Anybody else see the connection between New Jersey’s new-found ballsy legislation towards strict federal restrictions and what California has done over the past decade or so concerning marijuana? The president of Tropicana Entertainment Tony Rodio said it all — “I love the idea of playing offense and having the federal government have to play defense.” Tony’s right. The government probably isn’t going to waste time and resources constantly invading casinos and battling with state lawyers. Jersey, like California, is too valuable a piece of the Union to consistently harass like that. At worst there will be a federal raid every once in a while that you’ll read about on Yahoo, you’ll bring it up to your coworkers (“Hey did you hear about the blah blah casino raid this weekend?”), and the story will die out quicker than expected. Washington just wants to remind us every now and then who’s boss, but in the end — just like obtaining weed in California — sports betting will be easily available and legal.

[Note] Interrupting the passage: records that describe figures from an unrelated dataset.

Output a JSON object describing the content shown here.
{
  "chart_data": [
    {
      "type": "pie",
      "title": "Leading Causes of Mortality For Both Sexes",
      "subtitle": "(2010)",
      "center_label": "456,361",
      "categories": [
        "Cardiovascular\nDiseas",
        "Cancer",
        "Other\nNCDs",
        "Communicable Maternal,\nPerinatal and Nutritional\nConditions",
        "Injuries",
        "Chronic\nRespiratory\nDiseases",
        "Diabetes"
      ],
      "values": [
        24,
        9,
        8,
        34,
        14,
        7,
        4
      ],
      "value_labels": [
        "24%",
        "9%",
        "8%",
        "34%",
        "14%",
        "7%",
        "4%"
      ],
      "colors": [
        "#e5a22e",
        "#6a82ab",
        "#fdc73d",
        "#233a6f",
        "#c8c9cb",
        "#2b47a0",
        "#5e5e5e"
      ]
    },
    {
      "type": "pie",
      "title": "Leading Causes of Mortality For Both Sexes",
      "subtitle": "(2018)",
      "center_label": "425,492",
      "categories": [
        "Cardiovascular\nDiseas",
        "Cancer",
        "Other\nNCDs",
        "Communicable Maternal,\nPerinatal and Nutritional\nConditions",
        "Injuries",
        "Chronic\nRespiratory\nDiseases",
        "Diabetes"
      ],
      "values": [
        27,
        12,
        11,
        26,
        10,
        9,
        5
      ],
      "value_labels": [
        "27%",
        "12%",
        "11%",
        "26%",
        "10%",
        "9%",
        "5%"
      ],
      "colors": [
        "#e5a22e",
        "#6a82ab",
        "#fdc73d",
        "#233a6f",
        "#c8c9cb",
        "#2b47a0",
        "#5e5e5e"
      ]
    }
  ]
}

I’m curious to see if this is also just the beginning of many dominoes falling regarding states passing laws that go directly against federal regulations. I would add gay marriage to this argument, but at the moment there is no federal law regarding gay marriage. Will other states just start doing illegal shit and daring DC to make a move? I bet Hawaii’s “All mainland 18-35 year old female tourists must blow at least one state resident during their stay” will go over well.

This sounds like the beginning of an awesome Civil War 2 movie that I’ll never write.